# My goatie kids are in a parade tonight



## kelebek (Oct 5, 2007)

I am trying to get all the info, but I just found out that 2 of my goat kids that were sold this summer are going to be in a local tree lighting parade tonight.

SLR Minis G Lil Cottonwood and SLR Minis G Lil Rockford are both having their debut as float #33 in the Coeur d'alene tree lighting parade.

I am super excited - And we will be going down to see them. I may even take Turner with me!!! Turner is Cotton's twin sister and Rock is their 1/2 brother!!!

Sorry - just a bit excited! This is Awesome for me - as it will get my name out on my animals also!!!


----------



## AlaskaBoers (May 7, 2008)

aww! thats so neat! congrats!


----------



## toth boer goats (Jul 20, 2008)

you should be excited .... :thumbup: ......that is really neat....congrats.....


----------



## Cinder (Mar 3, 2008)

Congrats! That should be really fun watching the parade knowing you have a special interest in it. I'd sure love to see pictures.... hint, hint, hint.


----------



## kelebek (Oct 5, 2007)

I am going to take the camera - but it started snowing pretty bad here and it is going to be dark for the parade. We are heading out the door right now to go mail the pregnancy tests and get a seat at the parade - will let you know how they did!!

PS - hubby said NO that I could not take Turner with us


----------



## Laurel_Haven (Oct 20, 2007)

How exciting to get to see some of your goat kids in the parade. I hope they do you proud! :thumbup: I do hope you are able to get at least one picture. 
Have a fun evening!!! :leap: 

As for Turner... hubby's are no fun... :?


----------



## kelebek (Oct 5, 2007)

I am so proud of my kiddos - they looked so good! Walking like "look at me - look at me!!!" they were just wonderful.

I am going to their home on Saturday to help with some disbudding gone bad on some other goats and get to play with Cotton and Rock. I have been asked to bring Turner with me.

I got a pic of each, but I will upload tommorrow. We just got home and hubby and I are trying to dry out and warm up!


----------



## KW Farms (Jun 21, 2008)

Awww...cute! Can't wait to see pics! Did you guys get a lot of snow today?? We're still waitin for the snow!


----------



## toth boer goats (Jul 20, 2008)

I am happy it went well ....Allison .......can't wait for the pics... :shades:  

Oh wow ...disbudding that went bad....  .......I am sorry to here that ....but I know you can help them..... ray:  :hug:


----------



## kelebek (Oct 5, 2007)

I am trying to get my finals done for college - but just checked our local news online and there was my baby goatie kid - cotton - on the front page!!! If you go to http://www.krem.com there is a video of her on the right side under Animals with coats& Red Hot Mamas shine.

Also there is in the middle of the page it says Fireworks & parade kick off Coeur d'Alene Xmas season.
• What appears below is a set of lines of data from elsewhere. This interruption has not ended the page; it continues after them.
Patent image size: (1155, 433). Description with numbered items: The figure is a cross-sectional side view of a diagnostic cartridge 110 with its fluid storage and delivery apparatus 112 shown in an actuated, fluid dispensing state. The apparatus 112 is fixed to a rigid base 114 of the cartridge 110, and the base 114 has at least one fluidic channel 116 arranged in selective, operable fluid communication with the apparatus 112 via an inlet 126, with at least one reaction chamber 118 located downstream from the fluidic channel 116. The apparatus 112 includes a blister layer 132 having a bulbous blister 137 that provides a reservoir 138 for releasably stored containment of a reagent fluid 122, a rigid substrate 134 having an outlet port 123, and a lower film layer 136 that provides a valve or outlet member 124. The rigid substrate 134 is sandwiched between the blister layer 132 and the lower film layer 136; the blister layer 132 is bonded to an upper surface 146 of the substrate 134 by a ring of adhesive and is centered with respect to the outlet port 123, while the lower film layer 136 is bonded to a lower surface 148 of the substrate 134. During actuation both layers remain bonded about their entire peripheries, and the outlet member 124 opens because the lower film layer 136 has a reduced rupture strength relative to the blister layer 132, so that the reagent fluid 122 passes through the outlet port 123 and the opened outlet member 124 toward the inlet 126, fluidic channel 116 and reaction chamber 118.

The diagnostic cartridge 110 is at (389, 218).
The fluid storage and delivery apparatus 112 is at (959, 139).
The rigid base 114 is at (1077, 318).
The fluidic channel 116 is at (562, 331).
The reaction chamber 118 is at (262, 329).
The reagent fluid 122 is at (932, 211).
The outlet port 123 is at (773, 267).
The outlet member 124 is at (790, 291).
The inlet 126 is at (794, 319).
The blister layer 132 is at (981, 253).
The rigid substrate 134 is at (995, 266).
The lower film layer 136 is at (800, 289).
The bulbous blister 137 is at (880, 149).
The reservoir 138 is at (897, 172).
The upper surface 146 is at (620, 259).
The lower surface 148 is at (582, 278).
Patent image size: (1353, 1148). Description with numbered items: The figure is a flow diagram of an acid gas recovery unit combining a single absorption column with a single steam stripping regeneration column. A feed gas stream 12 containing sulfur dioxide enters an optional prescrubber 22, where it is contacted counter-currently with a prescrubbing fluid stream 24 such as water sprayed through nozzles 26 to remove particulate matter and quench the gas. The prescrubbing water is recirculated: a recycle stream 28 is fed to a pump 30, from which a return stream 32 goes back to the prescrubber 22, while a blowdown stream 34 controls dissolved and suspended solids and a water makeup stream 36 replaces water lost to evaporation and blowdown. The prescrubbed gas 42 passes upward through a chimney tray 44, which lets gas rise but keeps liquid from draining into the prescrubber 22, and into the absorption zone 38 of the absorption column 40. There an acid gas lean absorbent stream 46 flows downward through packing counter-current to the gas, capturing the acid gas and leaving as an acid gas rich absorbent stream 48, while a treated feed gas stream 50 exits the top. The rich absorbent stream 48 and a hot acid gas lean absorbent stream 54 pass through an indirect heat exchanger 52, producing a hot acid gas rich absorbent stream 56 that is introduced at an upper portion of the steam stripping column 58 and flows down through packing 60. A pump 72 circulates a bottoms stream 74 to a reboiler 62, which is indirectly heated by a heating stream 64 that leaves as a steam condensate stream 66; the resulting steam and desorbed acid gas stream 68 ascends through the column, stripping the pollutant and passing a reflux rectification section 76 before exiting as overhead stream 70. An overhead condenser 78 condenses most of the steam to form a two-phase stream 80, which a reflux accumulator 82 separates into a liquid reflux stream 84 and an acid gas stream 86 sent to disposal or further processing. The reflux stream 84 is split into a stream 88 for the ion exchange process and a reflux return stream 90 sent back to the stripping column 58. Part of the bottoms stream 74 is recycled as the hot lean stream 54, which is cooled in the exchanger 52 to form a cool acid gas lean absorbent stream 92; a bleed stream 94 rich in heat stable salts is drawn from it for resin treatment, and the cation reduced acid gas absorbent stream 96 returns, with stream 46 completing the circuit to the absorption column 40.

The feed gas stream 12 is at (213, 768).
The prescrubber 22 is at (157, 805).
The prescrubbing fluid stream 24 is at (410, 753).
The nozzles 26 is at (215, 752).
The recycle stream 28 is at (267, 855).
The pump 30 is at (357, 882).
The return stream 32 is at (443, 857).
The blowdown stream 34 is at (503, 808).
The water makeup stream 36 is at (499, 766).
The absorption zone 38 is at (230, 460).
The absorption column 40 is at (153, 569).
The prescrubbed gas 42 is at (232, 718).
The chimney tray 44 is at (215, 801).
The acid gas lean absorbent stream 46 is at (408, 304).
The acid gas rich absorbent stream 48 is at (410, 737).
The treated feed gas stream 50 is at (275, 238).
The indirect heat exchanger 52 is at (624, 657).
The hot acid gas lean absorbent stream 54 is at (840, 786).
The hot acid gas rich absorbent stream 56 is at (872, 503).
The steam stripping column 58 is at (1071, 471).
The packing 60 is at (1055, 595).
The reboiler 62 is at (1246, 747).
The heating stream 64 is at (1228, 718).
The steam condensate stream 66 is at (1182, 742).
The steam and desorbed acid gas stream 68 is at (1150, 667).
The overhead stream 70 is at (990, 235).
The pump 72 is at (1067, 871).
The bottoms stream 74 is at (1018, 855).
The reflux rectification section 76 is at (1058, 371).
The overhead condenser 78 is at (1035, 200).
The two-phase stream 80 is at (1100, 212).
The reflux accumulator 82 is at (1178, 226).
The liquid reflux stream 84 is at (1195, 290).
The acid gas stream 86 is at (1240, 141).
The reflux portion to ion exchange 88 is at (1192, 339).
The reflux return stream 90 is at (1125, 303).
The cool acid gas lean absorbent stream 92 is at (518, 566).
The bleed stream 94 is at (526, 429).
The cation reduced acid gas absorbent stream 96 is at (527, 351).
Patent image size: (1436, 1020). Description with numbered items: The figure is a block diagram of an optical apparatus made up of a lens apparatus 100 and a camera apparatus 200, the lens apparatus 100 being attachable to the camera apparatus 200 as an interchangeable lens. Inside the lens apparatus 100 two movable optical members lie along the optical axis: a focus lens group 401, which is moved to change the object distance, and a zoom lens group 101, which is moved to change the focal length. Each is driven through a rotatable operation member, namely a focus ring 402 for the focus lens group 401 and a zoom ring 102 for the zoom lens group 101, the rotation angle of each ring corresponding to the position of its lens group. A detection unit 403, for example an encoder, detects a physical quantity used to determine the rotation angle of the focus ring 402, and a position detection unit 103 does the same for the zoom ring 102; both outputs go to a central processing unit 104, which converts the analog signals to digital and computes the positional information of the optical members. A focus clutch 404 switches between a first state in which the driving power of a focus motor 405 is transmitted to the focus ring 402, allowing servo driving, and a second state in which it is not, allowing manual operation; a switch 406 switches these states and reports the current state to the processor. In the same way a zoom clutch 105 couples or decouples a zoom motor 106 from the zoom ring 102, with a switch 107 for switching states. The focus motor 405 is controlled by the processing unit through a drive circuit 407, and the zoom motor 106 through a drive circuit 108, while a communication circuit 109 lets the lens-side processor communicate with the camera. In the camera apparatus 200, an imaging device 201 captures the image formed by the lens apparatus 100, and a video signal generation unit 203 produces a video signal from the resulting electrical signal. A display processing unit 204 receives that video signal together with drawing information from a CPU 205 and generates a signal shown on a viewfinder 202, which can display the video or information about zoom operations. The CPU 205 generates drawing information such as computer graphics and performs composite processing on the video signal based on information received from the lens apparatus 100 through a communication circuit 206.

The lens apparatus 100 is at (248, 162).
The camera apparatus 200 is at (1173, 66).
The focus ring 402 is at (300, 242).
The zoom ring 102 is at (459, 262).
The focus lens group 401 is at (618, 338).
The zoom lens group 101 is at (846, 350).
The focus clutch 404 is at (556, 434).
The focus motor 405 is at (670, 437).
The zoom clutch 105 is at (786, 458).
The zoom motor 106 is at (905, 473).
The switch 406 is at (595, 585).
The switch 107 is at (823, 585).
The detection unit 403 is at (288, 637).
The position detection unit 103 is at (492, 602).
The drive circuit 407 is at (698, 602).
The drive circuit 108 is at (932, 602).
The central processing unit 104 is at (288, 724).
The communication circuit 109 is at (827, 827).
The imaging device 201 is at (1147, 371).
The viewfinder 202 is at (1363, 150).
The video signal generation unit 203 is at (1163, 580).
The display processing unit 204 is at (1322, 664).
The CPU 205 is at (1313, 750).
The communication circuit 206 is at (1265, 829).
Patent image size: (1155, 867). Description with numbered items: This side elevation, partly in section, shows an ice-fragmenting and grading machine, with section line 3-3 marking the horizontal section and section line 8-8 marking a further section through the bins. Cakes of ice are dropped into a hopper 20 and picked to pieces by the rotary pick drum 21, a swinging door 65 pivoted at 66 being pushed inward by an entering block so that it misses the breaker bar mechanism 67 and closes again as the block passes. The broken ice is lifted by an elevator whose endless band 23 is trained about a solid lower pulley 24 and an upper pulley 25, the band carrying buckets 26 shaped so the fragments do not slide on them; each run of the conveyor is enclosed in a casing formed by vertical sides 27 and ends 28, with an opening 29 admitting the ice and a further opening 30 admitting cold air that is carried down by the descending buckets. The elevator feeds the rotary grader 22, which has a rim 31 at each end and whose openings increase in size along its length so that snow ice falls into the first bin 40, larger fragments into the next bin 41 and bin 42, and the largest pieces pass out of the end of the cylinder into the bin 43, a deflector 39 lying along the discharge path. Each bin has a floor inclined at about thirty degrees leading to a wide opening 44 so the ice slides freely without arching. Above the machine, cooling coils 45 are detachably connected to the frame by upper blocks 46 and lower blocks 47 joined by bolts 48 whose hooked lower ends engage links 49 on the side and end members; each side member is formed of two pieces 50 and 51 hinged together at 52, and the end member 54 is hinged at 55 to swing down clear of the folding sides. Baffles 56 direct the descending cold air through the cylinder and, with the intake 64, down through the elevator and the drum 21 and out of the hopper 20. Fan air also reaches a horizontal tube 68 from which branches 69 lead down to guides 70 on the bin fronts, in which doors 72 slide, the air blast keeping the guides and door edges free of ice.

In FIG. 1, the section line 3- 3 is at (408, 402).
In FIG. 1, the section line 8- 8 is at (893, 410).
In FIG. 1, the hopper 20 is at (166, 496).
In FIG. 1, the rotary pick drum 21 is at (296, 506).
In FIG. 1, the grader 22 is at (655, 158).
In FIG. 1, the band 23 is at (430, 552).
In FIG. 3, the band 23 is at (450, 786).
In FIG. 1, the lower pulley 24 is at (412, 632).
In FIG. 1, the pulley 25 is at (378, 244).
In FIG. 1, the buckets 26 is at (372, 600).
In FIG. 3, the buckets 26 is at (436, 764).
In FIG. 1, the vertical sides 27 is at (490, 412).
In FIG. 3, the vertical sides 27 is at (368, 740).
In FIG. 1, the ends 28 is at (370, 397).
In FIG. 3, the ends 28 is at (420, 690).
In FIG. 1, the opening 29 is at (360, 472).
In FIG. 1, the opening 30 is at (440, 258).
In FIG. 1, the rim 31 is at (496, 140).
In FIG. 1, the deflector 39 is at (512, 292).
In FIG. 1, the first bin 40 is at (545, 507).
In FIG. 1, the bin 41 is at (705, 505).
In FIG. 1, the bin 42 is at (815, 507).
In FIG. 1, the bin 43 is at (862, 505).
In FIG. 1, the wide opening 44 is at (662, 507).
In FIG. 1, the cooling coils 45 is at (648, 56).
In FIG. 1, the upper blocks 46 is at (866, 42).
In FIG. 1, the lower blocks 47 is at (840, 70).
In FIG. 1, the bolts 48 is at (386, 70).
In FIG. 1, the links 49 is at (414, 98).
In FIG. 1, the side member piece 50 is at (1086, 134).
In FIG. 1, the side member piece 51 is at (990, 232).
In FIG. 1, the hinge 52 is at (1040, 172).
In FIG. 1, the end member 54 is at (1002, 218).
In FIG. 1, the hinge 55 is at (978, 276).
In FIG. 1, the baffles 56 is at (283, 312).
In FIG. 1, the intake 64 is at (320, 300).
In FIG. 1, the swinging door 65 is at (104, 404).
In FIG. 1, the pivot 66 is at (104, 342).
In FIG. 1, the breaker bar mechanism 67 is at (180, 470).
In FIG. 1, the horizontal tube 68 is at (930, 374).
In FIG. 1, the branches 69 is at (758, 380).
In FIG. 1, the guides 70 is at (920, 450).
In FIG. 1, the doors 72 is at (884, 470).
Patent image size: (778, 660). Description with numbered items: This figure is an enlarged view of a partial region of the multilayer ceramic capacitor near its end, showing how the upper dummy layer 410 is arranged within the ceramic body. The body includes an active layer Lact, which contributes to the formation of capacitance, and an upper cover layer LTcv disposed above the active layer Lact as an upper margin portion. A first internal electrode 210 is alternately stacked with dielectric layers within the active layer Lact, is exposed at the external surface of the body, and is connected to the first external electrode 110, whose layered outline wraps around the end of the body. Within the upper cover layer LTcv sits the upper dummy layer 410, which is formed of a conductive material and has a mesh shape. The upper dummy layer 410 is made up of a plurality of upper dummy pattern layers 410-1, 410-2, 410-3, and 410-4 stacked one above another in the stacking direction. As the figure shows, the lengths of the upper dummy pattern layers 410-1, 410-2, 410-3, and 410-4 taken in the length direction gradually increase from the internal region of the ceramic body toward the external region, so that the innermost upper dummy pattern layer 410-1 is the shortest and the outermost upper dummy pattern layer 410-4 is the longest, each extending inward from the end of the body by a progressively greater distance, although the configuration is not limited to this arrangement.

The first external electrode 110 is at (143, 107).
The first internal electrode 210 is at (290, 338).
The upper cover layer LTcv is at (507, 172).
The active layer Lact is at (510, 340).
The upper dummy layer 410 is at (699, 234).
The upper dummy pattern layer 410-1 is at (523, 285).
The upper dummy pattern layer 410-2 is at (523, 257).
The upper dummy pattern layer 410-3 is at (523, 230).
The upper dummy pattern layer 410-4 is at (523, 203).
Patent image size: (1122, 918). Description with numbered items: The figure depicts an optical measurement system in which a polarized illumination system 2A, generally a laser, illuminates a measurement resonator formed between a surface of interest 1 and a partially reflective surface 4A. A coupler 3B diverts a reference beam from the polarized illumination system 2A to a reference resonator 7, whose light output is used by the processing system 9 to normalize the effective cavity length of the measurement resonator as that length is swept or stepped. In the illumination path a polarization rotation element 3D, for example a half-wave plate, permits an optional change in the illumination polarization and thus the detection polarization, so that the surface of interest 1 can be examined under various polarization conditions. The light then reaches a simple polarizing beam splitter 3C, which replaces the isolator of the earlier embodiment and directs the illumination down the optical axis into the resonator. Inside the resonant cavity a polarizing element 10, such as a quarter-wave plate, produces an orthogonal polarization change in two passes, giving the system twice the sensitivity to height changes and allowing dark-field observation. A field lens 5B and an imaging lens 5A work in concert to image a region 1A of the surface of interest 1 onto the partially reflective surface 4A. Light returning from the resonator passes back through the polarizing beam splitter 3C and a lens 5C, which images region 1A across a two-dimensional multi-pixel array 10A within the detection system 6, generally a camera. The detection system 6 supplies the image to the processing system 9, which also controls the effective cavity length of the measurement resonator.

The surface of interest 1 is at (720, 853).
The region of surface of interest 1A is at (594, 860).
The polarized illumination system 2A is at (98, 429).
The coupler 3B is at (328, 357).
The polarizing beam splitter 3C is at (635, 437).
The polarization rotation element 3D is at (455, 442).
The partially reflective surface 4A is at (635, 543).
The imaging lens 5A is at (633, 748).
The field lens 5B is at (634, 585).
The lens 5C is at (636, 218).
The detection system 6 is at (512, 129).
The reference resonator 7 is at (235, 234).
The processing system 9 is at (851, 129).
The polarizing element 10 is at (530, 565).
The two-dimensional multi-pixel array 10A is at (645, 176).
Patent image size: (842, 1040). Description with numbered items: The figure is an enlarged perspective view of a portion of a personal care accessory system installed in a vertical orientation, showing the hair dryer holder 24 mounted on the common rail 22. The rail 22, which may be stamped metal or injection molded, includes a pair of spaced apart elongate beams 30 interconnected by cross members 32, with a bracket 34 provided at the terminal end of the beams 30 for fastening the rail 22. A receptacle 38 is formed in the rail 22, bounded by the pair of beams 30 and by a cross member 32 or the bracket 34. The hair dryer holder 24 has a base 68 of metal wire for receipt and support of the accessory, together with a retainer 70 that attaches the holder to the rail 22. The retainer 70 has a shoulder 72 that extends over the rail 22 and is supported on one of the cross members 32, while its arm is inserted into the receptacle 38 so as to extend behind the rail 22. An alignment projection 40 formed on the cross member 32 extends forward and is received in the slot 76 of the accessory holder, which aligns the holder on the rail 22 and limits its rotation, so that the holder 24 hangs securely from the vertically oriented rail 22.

Right under that it says slideshow - Cotton's picture is #9!!!

She is a doll!


----------



## toth boer goats (Jul 20, 2008)

so cute..  ..looking good in the parade.......  :thumbup: :dance:


----------



## KW Farms (Jun 21, 2008)

I looked at the slideshow...she looks so cute in her holiday outfit!! Awww...just darling!


----------



## Laurel_Haven (Oct 20, 2007)

Just looked at the pictures... :thumbup: Thanks for sharing those. Cotton looked very festive!  I bet everyone got a kick out of watching goats march in the parade! I know I would. :wink:


----------



## liz (Oct 5, 2007)

Allson, you must be so proud! She did great too!


----------